Oh sweet Jesus.
Smokers will be stopped in the street and asked to take a carbon monoxide test in London's most hard-hitting anti-smoking campaign.
'Smoking police' will target people at betting shops, bus stops and shopping centres to shock them into giving up cigarettes.
Ealing Primary Care Trust, which is funding the £75,000 scheme, said it could help 2,400 people to give up.
A team of 11 young people have been employed to approach smokers, in a similar way to charity fund-raisers - nicknamed 'chuggers' - who ask passers-by for donations.
Project spokeswoman Fran Pearce admitted: "They will have to be careful when approaching smokers in case they become aggressive."
Do you think?!
They will be asked to breathe into a monitor to show how much carbon monoxide is in their bodies, and could then be signed up to local stop-smoking services and given access to counsellors.This can't be real, can it? Nobody could propose such a thing could they?
No. I see it all now. I'm asleep and this is all just a dream. Soon I'm going to wake up and find that the last few years haven't happened. It's all been a very vivid, very scary dream but none of it's real.
It going to be alright. Everything's going to be alright.

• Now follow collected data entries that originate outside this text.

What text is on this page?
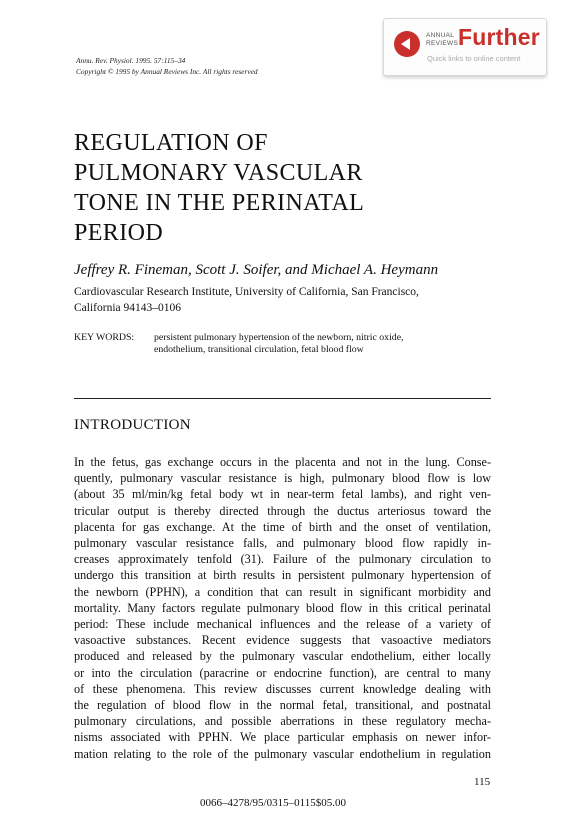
Annu. Rev. Physiol. 1995. 57:115–34
Copyright © 1995 by Annual Reviews Inc. All rights reserved
ANNUAL
REVIEWS Further
Quick links to online content
REGULATION OF
PULMONARY VASCULAR
TONE IN THE PERINATAL
PERIOD
Jeffrey R. Fineman, Scott J. Soifer, and Michael A. Heymann
Cardiovascular Research Institute, University of California, San Francisco,
California 94143–0106
KEY WORDS: persistent pulmonary hypertension of the newborn, nitric oxide,
endothelium, transitional circulation, fetal blood flow
INTRODUCTION
In the fetus, gas exchange occurs in the placenta and not in the lung. Conse-
quently, pulmonary vascular resistance is high, pulmonary blood flow is low
(about 35 ml/min/kg fetal body wt in near-term fetal lambs), and right ven-
tricular output is thereby directed through the ductus arteriosus toward the
placenta for gas exchange. At the time of birth and the onset of ventilation,
pulmonary vascular resistance falls, and pulmonary blood flow rapidly in-
creases approximately tenfold (31). Failure of the pulmonary circulation to
undergo this transition at birth results in persistent pulmonary hypertension of
the newborn (PPHN), a condition that can result in significant morbidity and
mortality. Many factors regulate pulmonary blood flow in this critical perinatal
period: These include mechanical influences and the release of a variety of
vasoactive substances. Recent evidence suggests that vasoactive mediators
produced and released by the pulmonary vascular endothelium, either locally
or into the circulation (paracrine or endocrine function), are central to many
of these phenomena. This review discusses current knowledge dealing with
the regulation of blood flow in the normal fetal, transitional, and postnatal
pulmonary circulations, and possible aberrations in these regulatory mecha-
nisms associated with PPHN. We place particular emphasis on newer infor-
mation relating to the role of the pulmonary vascular endothelium in regulation
115
0066–4278/95/0315–0115$05.00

UPDATE! As has been pointed out by Ambush Predator, - quoting the Beeb's glowing report - Stephen Pound MP is four square behind this bullshit:
But prize comment of the article goes to, you guessed it, a reformed smoker and Nu Labour mouthpiece:The local Labour MP in Ealing, Stephen Pound, famously kicked his cigarette habit of 40 years after voting to back the ban on smoking in enclosed public places.Nice use of language there...
He is all for going after smokers on the street.
"You've now got this new phenomenon. These self-affirming groups of outlaws huddled around, outside buildings, and what they do is reinforcing their addiction more and more.
"So I think we need to confront - which is not too harsh a word.
"People are happier having given up smoking, therefore lets spread a bit of happiness and make a bit of a nuisance of ourselves on the highways and byways of west London."
I'm reminded of an Orwell quote:Many people genuinely do not want to be saints, and it is probable that some who achieve or aspire to sainthood have never felt much temptation to be human beings.
It's not just that these scumfucks don't care about overstepping the mark. They simply do not accept that there is any mark to overstep.
And, unless you have been living on another planet for the last few years, you will be well aware that they're not stopping with smokers...
Last week some of these workers were out in another part of London talking to teenagers about chlamydia and asking them for urine samples for screening.
These people are, quite literally, taking the piss.